Problem statement: . Let it Sbe a set of integers, for example. S = {1,2,...,12}. M- an integer matrix, the rows of which can be considered as subsets S, the length of which divides the number of elements S, in particular each row of Mcontains only individual elements / integers. I am trying to create a matlab code that can identify all groups of disjoint rows Mwhose set-theoretic union yields S(i.e. a Section Sin fixed-size subsets) and returns each such group as a matrix.
Example: A = [1 2 5 6; 3 4 11 12; 9 10 7 8] - this is a section S, while it is B = [1 2 3 4; 5 6 7 8; 9 10 11 12; 1 5 9 12]not a section S(since the last line is not disjoint with the previous 3).
Order of magnitude: Usually it Mwill have ~ 500,000 lines, and Swill contain up to 100 elements.
The approach so far is: let m = size(M,1), n = size(M,2)(the size of the subsets of the partition), s = |S|(the size of the set to be broken) and k = s/n(the number of non-overlapping lines needed to form the partition - you can assume s = 0 mod n, therefore, the problem is correct). Note that in order to establish such a section, it is enough to check the disjointness of the lines and that they have exactly k.
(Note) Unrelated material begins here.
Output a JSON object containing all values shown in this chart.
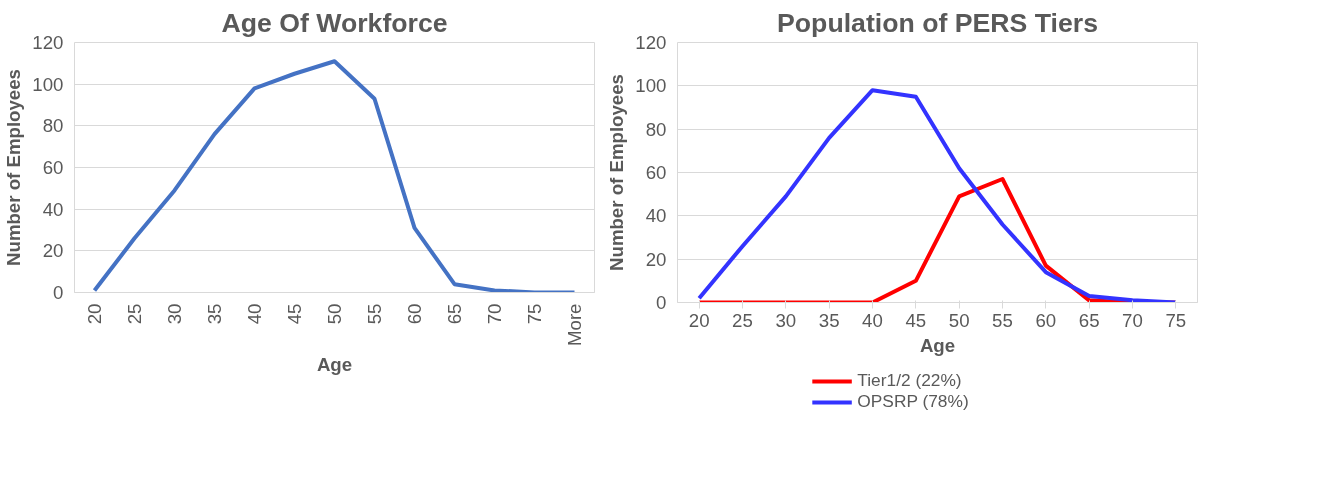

In j = 1:(m-k+1)I observe ind = (sum(ismember(M((j+1):m,:),M(j,:)),2)==0), which gives me a column of row indexes after M(j,:), which also do not intersect with it. Then I create matrices 2 x nby combining M(j,:)with each of these rows. After that, I would like to repeat the procedure ismember()with all these new matrices 2 x nand continue repeating until I get the matrix k x n. Which is probably all nice and dandy, but also where I stumble, because for one the number of forouts depends on k.
Questions:
(Q1) How can I populate the code for my approach?
(Q2) Are there more efficient approaches to this problem (i.e., faster, vectorized / less forloops, with GPU support), and if so, what are they?